Through the Eyes of an Artist
On Nov. 2, 21 senior art majors left the quiet of the Hill for New York City to engage in an invaluable experience, a three-day tour of working artist studios to learn more about a variety of art-making processes and professional journeys. Led by Professor of Art Rebecca Murtaugh, Associate Professor of Art Robert Knight, and Kennedy Art Center operations manager John Powell, the group met with conceptual artist Nina Katchadourian, painters Walter Robinson and Elizabeth Glaessner, photographer John Lehr, and sculptor Shari Mendelson. There was also a bonus visit, to the home and studio of this past fall’s visiting artist, Anton van Dalen.
One thing that was evident in all the stops was the way in which the artists’ work directly reflected their process and the advice they offered. Katchadourian’s words to students seemed guided by the same principle of play exhibited in her artwork.
“You need to be willing to give yourself permission to try an idea, explore, play,” she told the seniors, “Don’t let your seedlings get squashed.” Walter Robinson, on the other hand, who refers to his paintings of various commercial products as his “inventory,” offered mostly practical advice, such as studying the art market to see “what works,” and reframing mistakes as “the art part” of a piece.
Elizabeth Glaessner and John Lehr both emphasized the way in which their processes and the materiality of their work informs its content. Glaessner, who is currently preparing for her second solo show at P.P.O.W. gallery, was in the flurry of experimentation with new works in silk and scrolls of mulberry paper, pushing herself to work with “really ugly colors” in the execution of character and narrative driven pieces.

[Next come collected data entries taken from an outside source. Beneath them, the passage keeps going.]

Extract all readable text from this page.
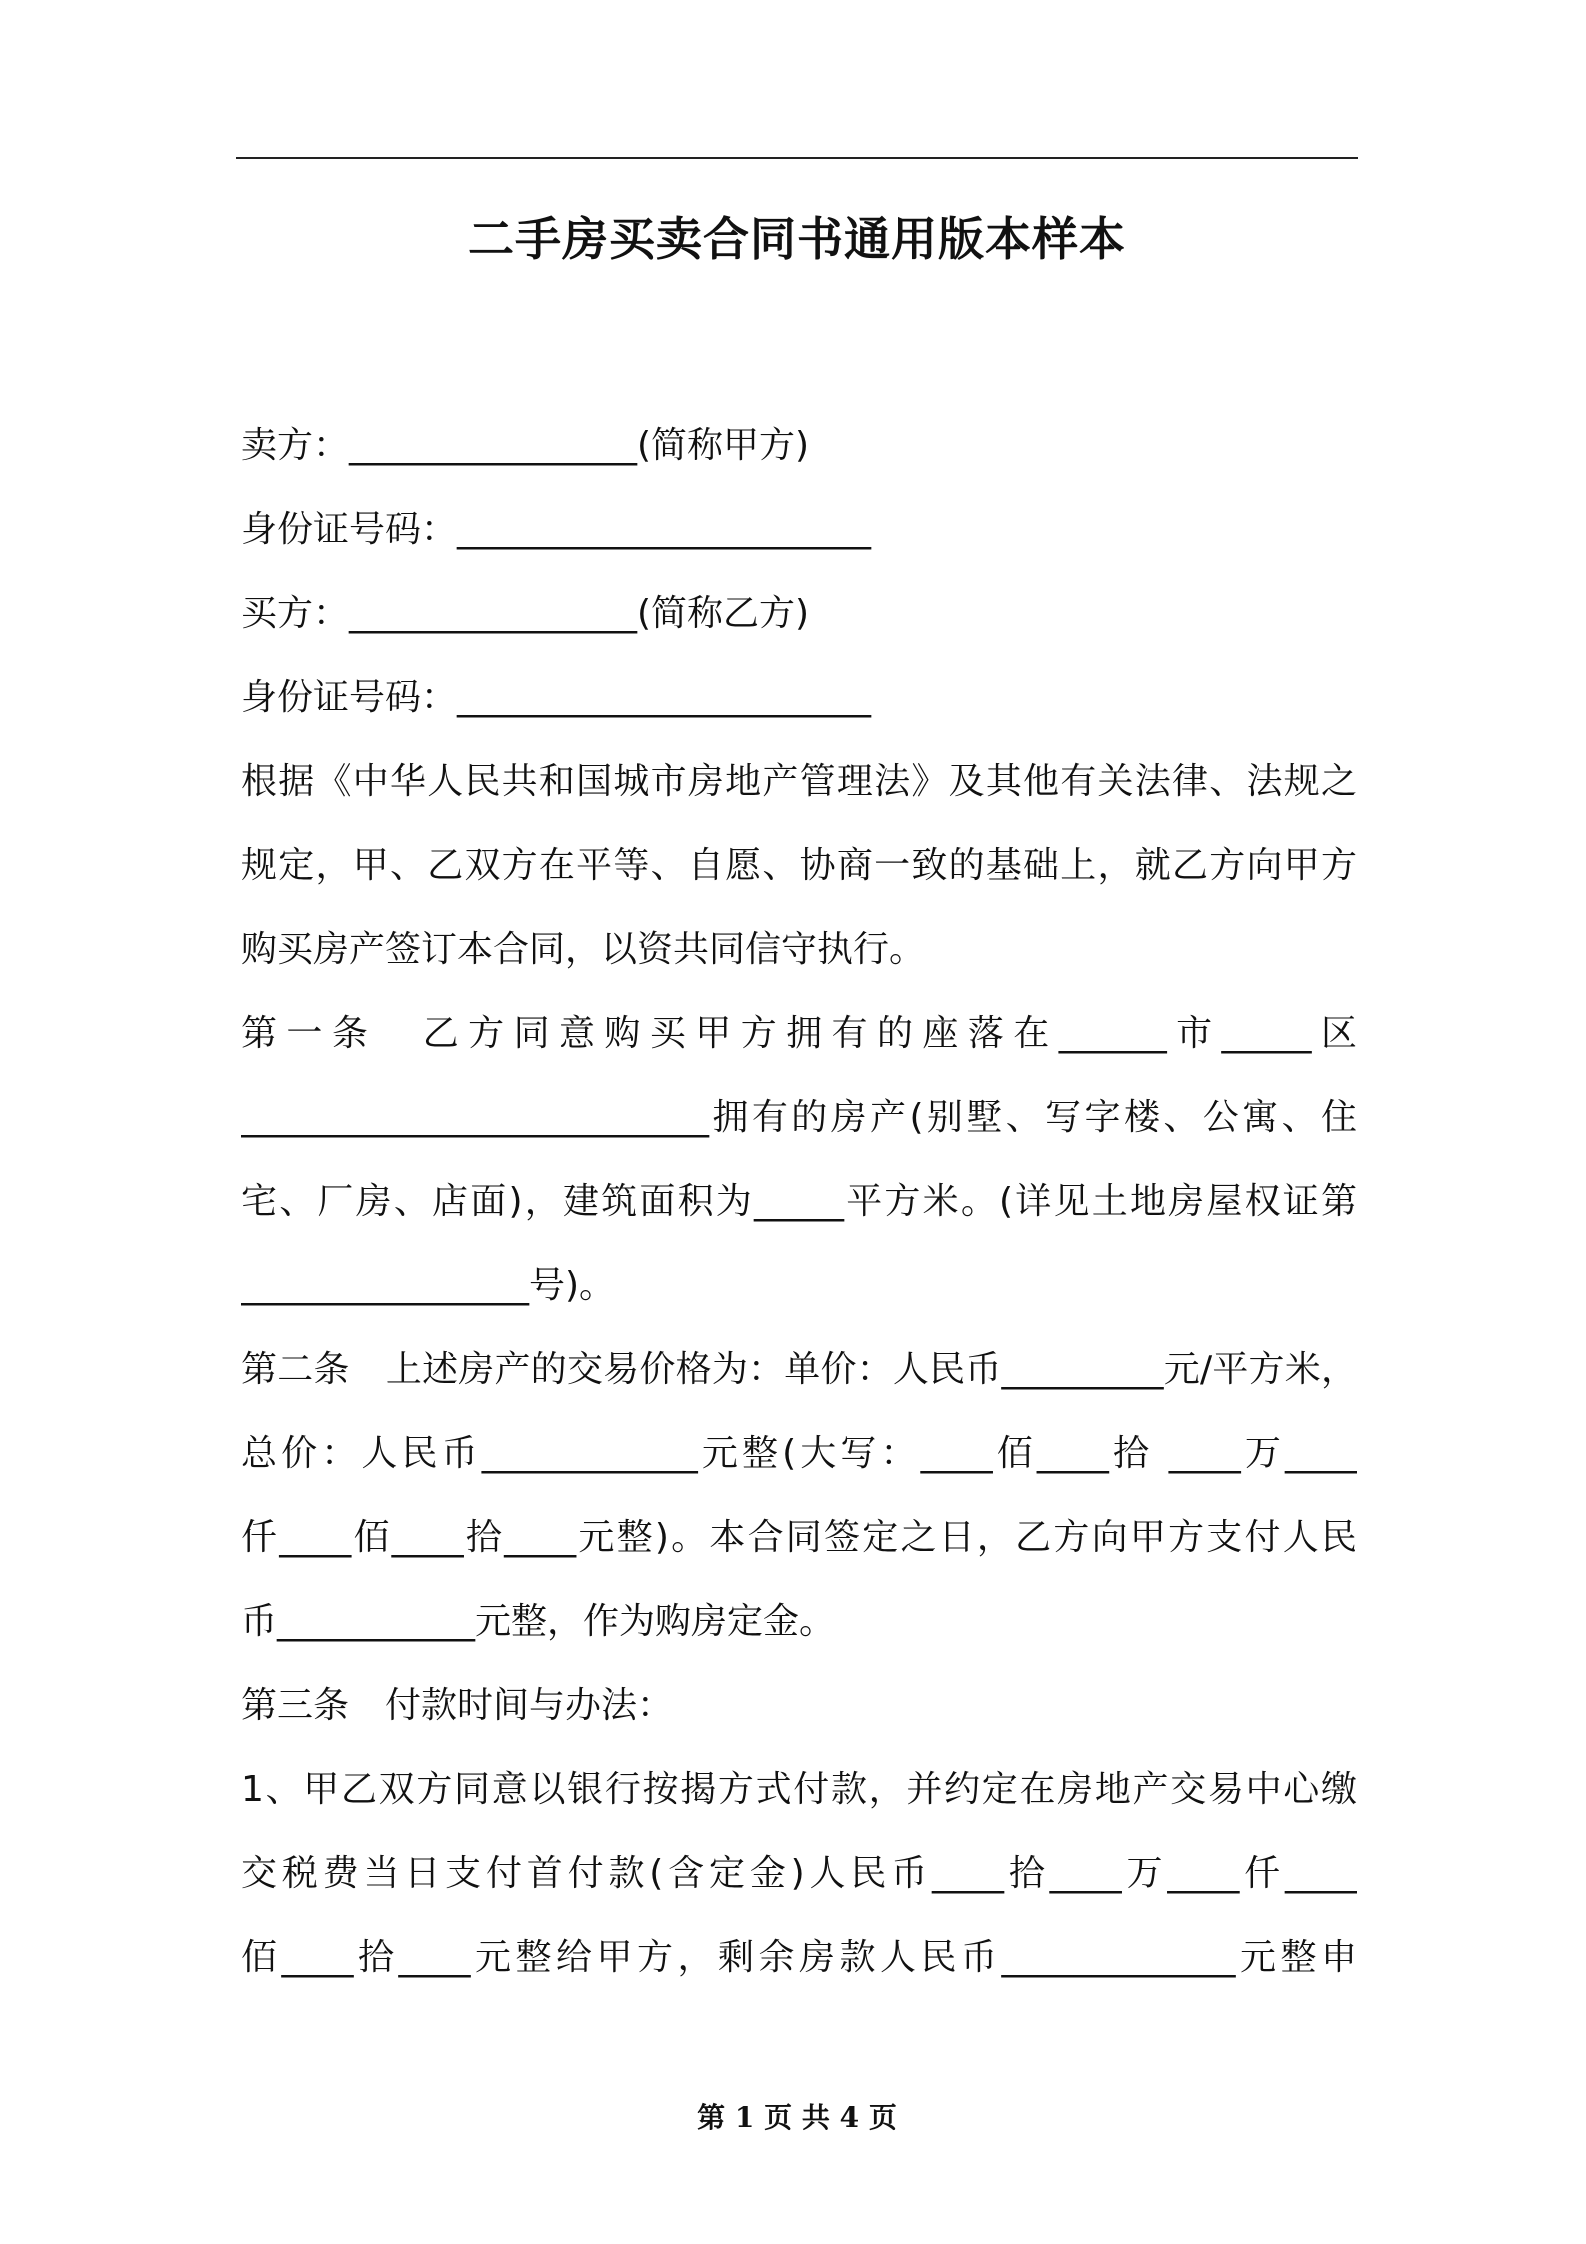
二手房买卖合同书通用版本样本
卖方：________________(简称甲方)
身份证号码：_______________________
买方：________________(简称乙方)
身份证号码：_______________________
根据《中华人民共和国城市房地产管理法》及其他有关法律、法规之
规定，甲、乙双方在平等、自愿、协商一致的基础上，就乙方向甲方
购买房产签订本合同，以资共同信守执行。
第一条　乙方同意购买甲方拥有的座落在______市_____区
__________________________拥有的房产(别墅、写字楼、公寓、住
宅、厂房、店面)，建筑面积为_____平方米。(详见土地房屋权证第
________________号)。
第二条　上述房产的交易价格为：单价：人民币_________元/平方米，
总价：人民币____________元整(大写：____佰____拾 ____万____
仟____佰____拾____元整)。本合同签定之日，乙方向甲方支付人民
币___________元整，作为购房定金。
第三条　付款时间与办法：
1、甲乙双方同意以银行按揭方式付款，并约定在房地产交易中心缴
交税费当日支付首付款(含定金)人民币____拾____万____仟____
佰____拾____元整给甲方，剩余房款人民币_____________元整申
第 1 页 共 4 页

Lehr offered a look inside the specific editing, picture making, and printing techniques he uses. He described how these techniques, all equally a part of his creative process, lead him to creating a specific image. “Photography is a true medium,” he explained, “It’s between me and the world, it helps me make discoveries.”
Not only were concept and process discussed, but so, too, was inspiration. Shari Mendelson described what led her to producing vessels made of recycled plastic bottles. She pulled encyclopedic volumes of ancient Roman and Syrian glassware from her library, illustrating the direct inspiration for many of her pieces. The bonus studio visit was illuminating as well, since seniors had seen Van Dalen speak about his work before, but not been made witness to his muse: the Lower East Side neighborhood where his home and studio (and pigeon coop) were located.
Sculptor concentrator Hanna Jerome, found the trip to be “an incredible experience to view a large volume of art” and to see “how diverse the art community truly is.” Seniors not only experienced the art community through the studio visits, but through explorations of the Chelsea gallery scene and an evening hosted at the home of Kirkland alumna Carol Friscia K’77, where several alumni spoke to the importance of starting art collections early by trading pieces with one another.
While common themes emerged among the artists and alumni, it was the diversity among the studio visits that seemed to most electrify the seniors’ own work upon returning to the hill. By the time the train pulled out of Penn Station, all 21 seniors were itching to get back into their own studios so they could channel the energy produced by the trip into their art making. As senior Maura Torres said, “I think it brought an excitement back to my art making, a hunger that I was starting to lose.”
The seniors and the Art Department thank the Dean of Faculty Office and the Kirkland Endowment for their support of this once in a lifetime opportunity.